Koszmar Wisły Kraków, kończyła w "9"! Ta klęska może przekreślić wszystko [WIDEO]
![Koszmar Wisły Kraków, kończyła w "9"! Ta klęska może przekreślić wszystko [WIDEO] Koszmar Wisły Kraków, kończyła w "9"! Ta klęska może przekreślić wszystko [WIDEO]](https://pliki.meczyki.pl/big700/502/663fab2e8993b.jpg)
Wisła Kraków przegrała z Lechią Gdańsk 3:4 (2:2) na własnym boisku! Lechia jest już pewna awansu do Ekstraklasy, natomiast "Biała Gwiazda" wpakowała się w gigantyczne problemy.

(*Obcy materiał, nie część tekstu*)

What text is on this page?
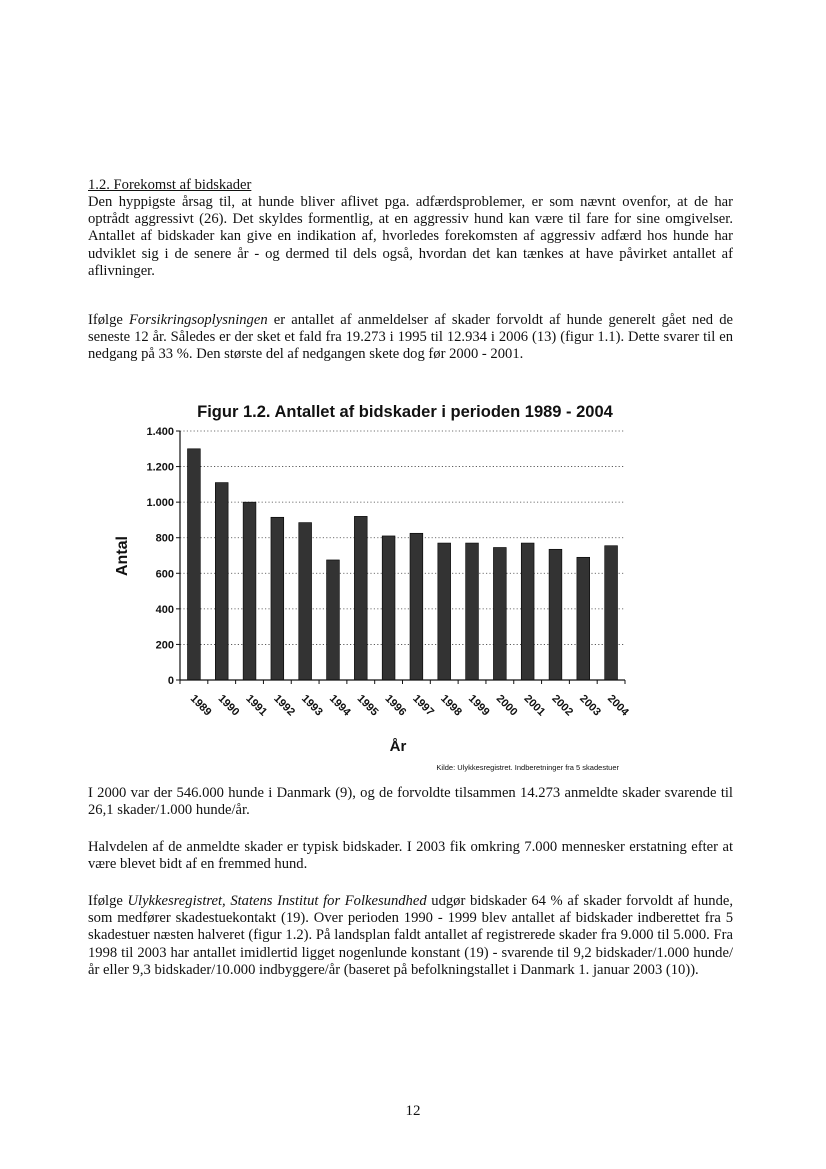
1.2. Forekomst af bidskader

Den hyppigste årsag til, at hunde bliver aflivet pga. adfærdsproblemer, er som nævnt ovenfor, at de har optrådt aggressivt (26). Det skyldes formentlig, at en aggressiv hund kan være til fare for sine omgivelser. Antallet af bidskader kan give en indikation af, hvorledes forekomsten af aggressiv adfærd hos hunde har udviklet sig i de senere år - og dermed til dels også, hvordan det kan tænkes at have påvirket antallet af aflivninger.

Ifølge Forsikringsoplysningen er antallet af anmeldelser af skader forvoldt af hunde generelt gået ned de seneste 12 år. Således er der sket et fald fra 19.273 i 1995 til 12.934 i 2006 (13) (figur 1.1). Dette svarer til en nedgang på 33 %. Den største del af nedgangen skete dog før 2000 - 2001.

Figur 1.2. Antallet af bidskader i perioden 1989 - 2004
0
200
400
600
800
1.000
1.200
1.400
1989 1990 1991 1992 1993 1994 1995 1996 1997 1998 1999 2000 2001 2002 2003 2004
Antal
År
Kilde: Ulykkesregistret. Indberetninger fra 5 skadestuer

I 2000 var der 546.000 hunde i Danmark (9), og de forvoldte tilsammen 14.273 anmeldte skader svarende til 26,1 skader/1.000 hunde/år.

Halvdelen af de anmeldte skader er typisk bidskader. I 2003 fik omkring 7.000 mennesker erstatning efter at være blevet bidt af en fremmed hund.

Ifølge Ulykkesregistret, Statens Institut for Folkesundhed udgør bidskader 64 % af skader forvoldt af hunde, som medfører skadestuekontakt (19). Over perioden 1990 - 1999 blev antallet af bidskader indberettet fra 5 skadestuer næsten halveret (figur 1.2). På landsplan faldt antallet af registrerede skader fra 9.000 til 5.000. Fra 1998 til 2003 har antallet imidlertid ligget nogenlunde konstant (19) - svarende til 9,2 bidskader/1.000 hunde/år eller 9,3 bidskader/10.000 indbyggere/år (baseret på befolkningstallet i Danmark 1. januar 2003 (10)).

12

Pierwsze pół godziny sobotniego hitu Fortuna 1 Ligi stało pod znakiem cudownych bramek. Najpierw z rzutu wolnego świetnie przymierzył Rodado, następnie zaś bombę odpalił Chłań. O szczegółach pisaliśmy TUTAJ.
Nie był to jednak koniec trafień, gdyż w 44. minucie kolejnego gola dla Wisły strzelił Jaroch, a tuż przed przerwą wyrównał Neugebauer. Dopiero po zmianie stron wszystko wywróciło się do góry nogami.
W 56. minucie z boiska wyleciał Junca. Obrońca zobaczył drugą żółtą kartkę i musiał pożegnać się z murawą. Sprokurowany przez niego rzut karny wykorzystał Neugebauer, wobec czego Wisła znalazła się w potężnych tarapatach.
Sytuacja "Białej Gwiazdy" skomplikowała się jeszcze mocniej w 71. minucie. Na listę strzelców znów wpisał się świetnie dysponowany Chłań. Dla gospodarzy nie był to koniec dramatu.
W 82. minucie bezpośrednią czerwoną kartkę zobaczył Colley, ale to nie rozwiało marzeń ze strony krakowian. W 89. minucie gola kontaktowego strzelił jeszcze Rodado po bezmyślnie sprokurowanej "jedenastce"! Na pełny powrót zabrakło jednak czasu.
Lechia wygrała więc 4:3 (2:2) i z przytupem przypieczętowała swój awans do Ekstraklasy. Wisła zaś musi drżeć. Na dwa mecze przed końcem ma punkt więcej niż Górnik Łęczna, przed którym jeszcze trzy spotkania.